"The heart of the case against the Detroit bailout is that it saps the life-blood of entrepreneurial capitalism. The bailout reinforces the debilitating precedent of protecting firms deemed ‘too big to fail.’ Capital and other resources are thus kept glued by politics to familiar lines of production, thus impeding entrepreneurial initiative that would have otherwise redeployed these resources into newer, more-dynamic, and more productive industries.
The ‘success’ of the bailout is all too easy to engineer and to see. The cost of the bailout – the industries, the jobs, and the outputs that are never created – is impossible to see, but nevertheless real."

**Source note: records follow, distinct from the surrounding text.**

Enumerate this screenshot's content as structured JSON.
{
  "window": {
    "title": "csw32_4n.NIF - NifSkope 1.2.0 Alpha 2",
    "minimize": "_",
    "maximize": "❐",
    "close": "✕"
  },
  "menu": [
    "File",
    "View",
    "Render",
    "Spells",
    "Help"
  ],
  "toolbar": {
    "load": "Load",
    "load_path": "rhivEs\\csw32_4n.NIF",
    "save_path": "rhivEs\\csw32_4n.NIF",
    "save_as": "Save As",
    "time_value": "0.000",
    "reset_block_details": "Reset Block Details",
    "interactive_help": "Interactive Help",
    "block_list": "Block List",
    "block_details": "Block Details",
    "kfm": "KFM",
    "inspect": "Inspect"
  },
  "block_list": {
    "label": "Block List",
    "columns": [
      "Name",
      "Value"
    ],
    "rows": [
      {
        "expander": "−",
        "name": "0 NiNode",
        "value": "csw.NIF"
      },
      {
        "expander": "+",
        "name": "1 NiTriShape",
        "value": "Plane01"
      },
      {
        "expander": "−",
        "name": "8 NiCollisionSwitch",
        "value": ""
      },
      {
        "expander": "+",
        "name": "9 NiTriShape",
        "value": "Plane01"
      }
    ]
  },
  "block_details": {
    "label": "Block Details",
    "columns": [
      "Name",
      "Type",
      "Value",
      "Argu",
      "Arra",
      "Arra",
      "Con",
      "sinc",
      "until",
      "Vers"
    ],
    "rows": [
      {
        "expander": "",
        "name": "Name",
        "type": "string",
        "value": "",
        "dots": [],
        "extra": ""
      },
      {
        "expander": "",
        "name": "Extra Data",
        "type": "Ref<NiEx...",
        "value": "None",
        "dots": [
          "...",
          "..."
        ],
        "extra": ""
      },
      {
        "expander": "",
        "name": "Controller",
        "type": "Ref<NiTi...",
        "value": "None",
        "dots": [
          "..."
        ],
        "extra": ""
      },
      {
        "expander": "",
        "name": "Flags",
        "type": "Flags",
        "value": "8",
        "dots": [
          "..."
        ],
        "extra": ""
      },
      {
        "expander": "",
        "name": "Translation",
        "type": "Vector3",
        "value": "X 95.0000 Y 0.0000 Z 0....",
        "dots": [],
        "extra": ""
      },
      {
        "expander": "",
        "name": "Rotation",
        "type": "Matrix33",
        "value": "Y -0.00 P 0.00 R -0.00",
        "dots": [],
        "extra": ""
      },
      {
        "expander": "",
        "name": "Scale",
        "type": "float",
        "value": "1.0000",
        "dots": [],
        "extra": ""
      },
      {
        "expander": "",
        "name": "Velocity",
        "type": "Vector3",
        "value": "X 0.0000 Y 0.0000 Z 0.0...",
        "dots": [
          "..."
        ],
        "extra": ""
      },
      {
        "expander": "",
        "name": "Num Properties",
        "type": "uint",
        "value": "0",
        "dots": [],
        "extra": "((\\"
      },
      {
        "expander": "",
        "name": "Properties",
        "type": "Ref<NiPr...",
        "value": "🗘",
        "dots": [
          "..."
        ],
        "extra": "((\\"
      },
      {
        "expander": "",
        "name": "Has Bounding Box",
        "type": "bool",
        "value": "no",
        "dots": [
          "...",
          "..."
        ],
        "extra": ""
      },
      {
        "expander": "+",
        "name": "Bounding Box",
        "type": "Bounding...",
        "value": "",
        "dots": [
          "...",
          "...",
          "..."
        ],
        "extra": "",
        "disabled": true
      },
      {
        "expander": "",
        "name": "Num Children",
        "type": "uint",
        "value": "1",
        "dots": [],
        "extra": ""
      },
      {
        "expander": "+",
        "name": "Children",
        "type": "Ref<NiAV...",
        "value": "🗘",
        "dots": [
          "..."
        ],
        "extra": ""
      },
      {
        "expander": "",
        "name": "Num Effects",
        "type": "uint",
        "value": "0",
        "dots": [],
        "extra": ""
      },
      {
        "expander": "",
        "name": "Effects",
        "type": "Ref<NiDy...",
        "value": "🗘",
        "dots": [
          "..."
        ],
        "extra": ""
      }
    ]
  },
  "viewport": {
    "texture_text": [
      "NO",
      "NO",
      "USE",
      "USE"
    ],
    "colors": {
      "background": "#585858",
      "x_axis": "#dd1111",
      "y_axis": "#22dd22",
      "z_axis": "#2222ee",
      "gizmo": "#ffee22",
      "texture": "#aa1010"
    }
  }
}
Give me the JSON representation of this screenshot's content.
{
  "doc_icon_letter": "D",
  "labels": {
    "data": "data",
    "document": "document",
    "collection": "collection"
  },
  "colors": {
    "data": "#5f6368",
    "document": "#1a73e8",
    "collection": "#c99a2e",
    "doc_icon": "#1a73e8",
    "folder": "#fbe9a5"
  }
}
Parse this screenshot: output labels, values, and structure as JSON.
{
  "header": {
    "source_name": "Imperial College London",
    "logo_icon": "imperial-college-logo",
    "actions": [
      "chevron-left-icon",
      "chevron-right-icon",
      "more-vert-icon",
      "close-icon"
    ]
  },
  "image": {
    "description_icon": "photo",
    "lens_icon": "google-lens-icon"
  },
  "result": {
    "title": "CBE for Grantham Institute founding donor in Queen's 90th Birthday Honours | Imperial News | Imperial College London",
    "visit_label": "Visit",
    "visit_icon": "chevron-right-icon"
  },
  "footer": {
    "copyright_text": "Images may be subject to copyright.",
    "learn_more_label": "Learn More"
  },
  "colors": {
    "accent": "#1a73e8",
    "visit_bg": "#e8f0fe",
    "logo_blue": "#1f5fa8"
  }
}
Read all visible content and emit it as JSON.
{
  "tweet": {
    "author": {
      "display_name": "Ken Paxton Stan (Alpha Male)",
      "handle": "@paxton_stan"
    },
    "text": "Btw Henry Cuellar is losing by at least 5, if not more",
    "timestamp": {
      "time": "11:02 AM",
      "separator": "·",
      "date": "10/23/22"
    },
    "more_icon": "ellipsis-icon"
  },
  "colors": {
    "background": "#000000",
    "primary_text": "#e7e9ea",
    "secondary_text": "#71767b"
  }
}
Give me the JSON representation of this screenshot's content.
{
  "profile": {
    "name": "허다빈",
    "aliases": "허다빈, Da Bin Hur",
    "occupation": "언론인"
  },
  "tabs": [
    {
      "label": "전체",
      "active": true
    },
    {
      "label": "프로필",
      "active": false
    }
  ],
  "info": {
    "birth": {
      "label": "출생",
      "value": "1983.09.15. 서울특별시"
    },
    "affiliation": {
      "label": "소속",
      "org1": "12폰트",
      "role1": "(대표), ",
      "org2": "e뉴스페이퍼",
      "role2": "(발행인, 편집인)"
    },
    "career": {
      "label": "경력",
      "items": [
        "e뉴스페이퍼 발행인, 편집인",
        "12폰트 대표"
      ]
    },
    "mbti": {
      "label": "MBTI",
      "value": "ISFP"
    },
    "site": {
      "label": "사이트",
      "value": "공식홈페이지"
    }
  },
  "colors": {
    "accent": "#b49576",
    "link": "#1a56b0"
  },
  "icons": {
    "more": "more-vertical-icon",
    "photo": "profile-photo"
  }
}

~Don Boudreaux at Cafe Hayek responding to Paul Ingrassia's defense of the auto bailout in yesterday's WSJ ("Two Cheers for the Detroit Bailout").
See also "What Is Seen and What Is Not Seen" by Bastiat who wrote in 1848: "There is only one difference between a bad economist and a good one: the bad economist confines himself to the visible effect; the good economist takes into account both the effect that can be seen and those effects that must be foreseen.
Yet this difference is tremendous; for it almost always happens that when the immediate consequence is favorable, the later consequences are disastrous, and vice versa. Whence it follows that the bad economist pursues a small present good that will be followed by a great evil to come, while the good economist pursues a great good to come, at the risk of a small present evil."